Both translation and interpreting skills require long-life training. However, such training has to be built on sound foundations. Mine were laid at University of Salamanca, where I studied the degree in Translation and Interpreting between 2004 and 2009, with specialization in both translation and interpreting. Along my degree I had English as the first foreing language and French as the second one.
I was lucky enough to enjoy two Erasmus experiences. Firstly, I was an exchange student in Nice (France), where I improved my French skills, as well as acquire new ones in this language. Secondly, I spent the fall term in Copenhagen where, thanks to the English speaking university system, I had a real language immersion experience. Moreover, I took my first steps in a new language: Danish, which I go on studying.
Once I obtained my degree, I specialised in legal and administrative translation with the master’s degree in Institutional Translation in the University of Alicante, with English as the main language. My master’s dissertation dealt with the translation problems faced when translating Spanish local regulations for non Spanish speakers.
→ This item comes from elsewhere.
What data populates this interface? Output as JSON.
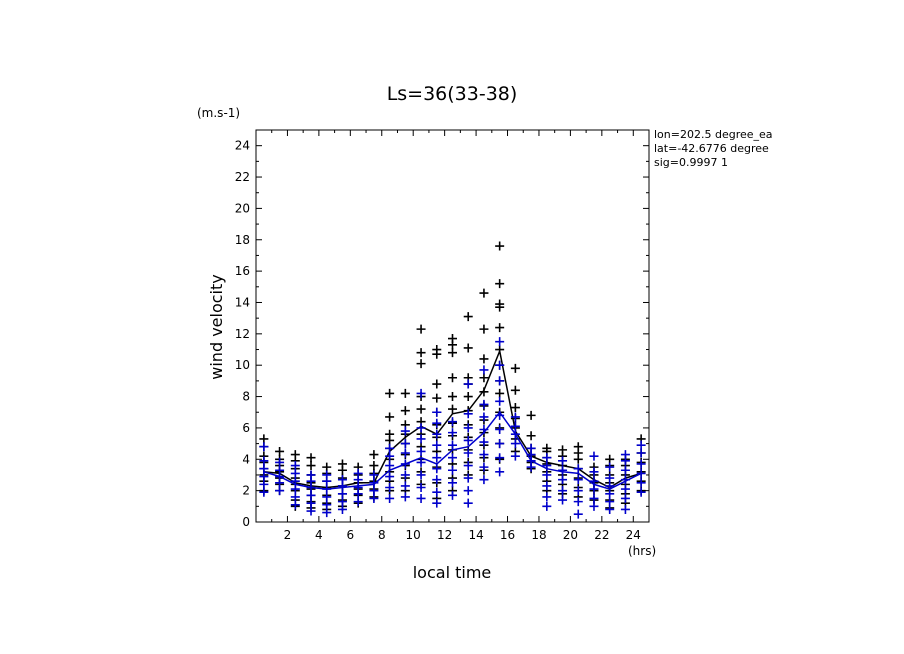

Back in Spain once I completed my school year as foreing language assistant in London, I enroled another master’s degree: Intercultural Communication, Public Service Interpreting and Translation, taught by University of Alcala. During this course, I deepen my knowledge on community translation and interpreting in the legal, administrative and healthcare fields. My dissertation, in this case, dealt with legal and administrative translation for asylum seekers and refugees.
Given that translations and interpreting are never ending fields, I have never given up my training. I have attended courses focused on simultaneous interpreting, editing and proofreading, and technical translation, as well as broadening and consolidating my working language skills.